Restituzione tasse: «Grande ingiustizia»

Montorio, imprenditori e amministratori preoccupati alla riunione sulla imposte per i centri del cratere 2009
MONTORIO. Imprenditori e amministratori hanno animato, ieri pomeriggio al cineteatro comunale di Montorio, l’iniziativa contro la restituzione delle imposte del 2009, organizzata dall’ex primo cittadino Gianni Di Centa. «Mancando un punto di riferimento», ha esordito Di Centa, «mi sono fatto carico dell’organizzazione di questa iniziativa, coinvolgendo tutte le forze politiche. Il problema delle restituzione della tasse è un problema di tutti, imprese e famiglie che vedranno sovrapporsi la restituzione delle imposte di tre terremoti. Mi auguro, pertanto, che si possa trovare velocemente una soluzione». Il nodo risiede nel fatto che l’Europa ha chiesto alle imprese la restituzione dell’agevolazione fiscale e contributiva prevista per quelle incluse nel cratere del terremoto 2009. Quindi nel Teramano a quelle di Montorio, Colledara, Penna Sant’Andrea, Castelli, Arsita e Tossicia.
Durante il dibattito, moderato dalla giornalista Daniela Facciolini, la parlamentare Stefania Pezzopane ha parlato di un tavolo costituito con la Regione e con le categorie, nel corso del quale sono state definite le strategie. «In attesa della pronuncia del Tar (Il pronunciamento sul ricorso di 91 aziende, di cui 15 teramane è atteso per il 18 aprile, ndr)», ha sottolineato, «abbiamo chiesto di dilatare i tempi, poiché dopo 9 anni trenta giorni per rispondere ai quesiti posti dal commissario straordinario sono pochi. E poi abbiamo chiesto un decreto che blocchi il provvedimento». La Pezzopane ha ribadito l’importanza della manifestazione di lunedì all’Aquila, alla quale «devono partecipare tutti senza distinzione di bandiera, ci vuole un'azione politica forte».
Per il presidente emerito della Regione Gianni Chiodi che ha ripercorso le tappe della “mancata notifica” all’Europa dell’attuazione dello sgravio fiscale e contributivo, dopo l'intervento tecnico dell'avvocato tributarista Michele Del Castello, il problema sta nel fatto che «la Commissione Europea non ritiene che lo Stato italiano debba recuperare le somme per mancanza della notifica, ma prescrive questo recupero perché i costi al regime di vantaggio non sarebbero proporzionati al danno subito». E Chiodi spiega come il governo Monti motivò correttamente la riduzione del 60% delle tasse che «non era una compensazione per i danni subiti dal terremoto, bensì una misura che mirava a riattivare il tessuto economico. Il problema è che l'Europa non ha voluto ascoltare queste motivazioni. E sta di fatto che oggi siamo in questa situazione». E non nasconde una certa amarezza l’ex governatore, che evidenzia come «bisogna far capire all'Europa che i costi subiti da un territorio dal terremoto non sono solo danni materiali, poiché si è trattato del blocco dell'intera economia».
A chiudere gli interventi, che hanno trovato concordi i relatori, il vice presidente della giunta regionale Giovanni Lolli che ha parlato della lettera inviata al presidente Mattarella nella quale viene ripercorsa l’intera vicenda. «È singolare che questa procedura dell’Unione Europea», ha detto Lolli, «sia in corso solo per un terremoto che ha portato 309 morti.
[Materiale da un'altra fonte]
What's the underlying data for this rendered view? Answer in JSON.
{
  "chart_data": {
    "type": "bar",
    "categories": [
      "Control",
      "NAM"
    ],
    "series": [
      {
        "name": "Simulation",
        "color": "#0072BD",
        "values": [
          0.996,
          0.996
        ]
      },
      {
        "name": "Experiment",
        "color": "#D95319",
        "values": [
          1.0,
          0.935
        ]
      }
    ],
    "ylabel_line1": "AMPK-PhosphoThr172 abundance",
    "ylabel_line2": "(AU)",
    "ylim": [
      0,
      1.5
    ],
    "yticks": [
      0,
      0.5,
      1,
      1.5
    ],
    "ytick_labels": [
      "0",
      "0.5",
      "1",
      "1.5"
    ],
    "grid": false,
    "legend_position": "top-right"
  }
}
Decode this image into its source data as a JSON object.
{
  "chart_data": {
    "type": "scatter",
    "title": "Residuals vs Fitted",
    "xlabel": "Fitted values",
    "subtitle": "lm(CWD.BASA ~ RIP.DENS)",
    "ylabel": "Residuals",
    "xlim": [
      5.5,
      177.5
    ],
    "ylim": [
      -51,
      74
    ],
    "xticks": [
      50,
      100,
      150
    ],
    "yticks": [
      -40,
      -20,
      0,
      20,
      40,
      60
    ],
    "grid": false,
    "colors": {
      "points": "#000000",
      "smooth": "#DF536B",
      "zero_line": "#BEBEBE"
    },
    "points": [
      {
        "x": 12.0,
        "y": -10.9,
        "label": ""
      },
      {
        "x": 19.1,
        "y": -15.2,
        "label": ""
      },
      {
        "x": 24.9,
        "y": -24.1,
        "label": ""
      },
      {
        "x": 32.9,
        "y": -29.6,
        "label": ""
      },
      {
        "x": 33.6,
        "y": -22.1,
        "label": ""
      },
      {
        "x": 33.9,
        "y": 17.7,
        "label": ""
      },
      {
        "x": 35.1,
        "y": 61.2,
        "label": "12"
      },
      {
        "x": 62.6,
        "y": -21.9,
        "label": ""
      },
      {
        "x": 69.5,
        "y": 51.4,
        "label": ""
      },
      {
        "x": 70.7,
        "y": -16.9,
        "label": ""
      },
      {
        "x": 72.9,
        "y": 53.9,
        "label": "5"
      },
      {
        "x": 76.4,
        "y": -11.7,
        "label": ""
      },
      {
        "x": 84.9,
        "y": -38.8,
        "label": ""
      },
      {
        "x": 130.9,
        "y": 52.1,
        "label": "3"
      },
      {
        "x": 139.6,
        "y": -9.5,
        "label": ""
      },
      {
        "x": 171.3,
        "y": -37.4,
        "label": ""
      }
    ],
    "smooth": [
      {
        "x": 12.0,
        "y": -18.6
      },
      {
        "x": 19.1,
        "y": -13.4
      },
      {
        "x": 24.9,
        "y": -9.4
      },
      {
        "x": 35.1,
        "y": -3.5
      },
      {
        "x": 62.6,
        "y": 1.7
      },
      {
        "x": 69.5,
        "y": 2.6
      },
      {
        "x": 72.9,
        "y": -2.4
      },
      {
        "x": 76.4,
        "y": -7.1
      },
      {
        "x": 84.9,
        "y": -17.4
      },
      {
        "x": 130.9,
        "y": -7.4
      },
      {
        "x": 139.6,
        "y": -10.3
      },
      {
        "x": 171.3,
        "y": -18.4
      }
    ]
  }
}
E’ un’ingiustizia intollerabile. Per questo chiediamo al governo attuale di riaprire la trattativa con l'Europa. Le tasse che il nostro Stato ci ha detto di pagare le stiamo pagando, ma non possiamo morire». Presenti in sala, fra gli altri, anche i sindaci di Crognaleto Giuseppe D’Alonzo, Penna Sant’Andrea Severino Serrani, Campli Pietro Quaresimale e il commissario della Comunità montana di Tossicia Nando Timoteo.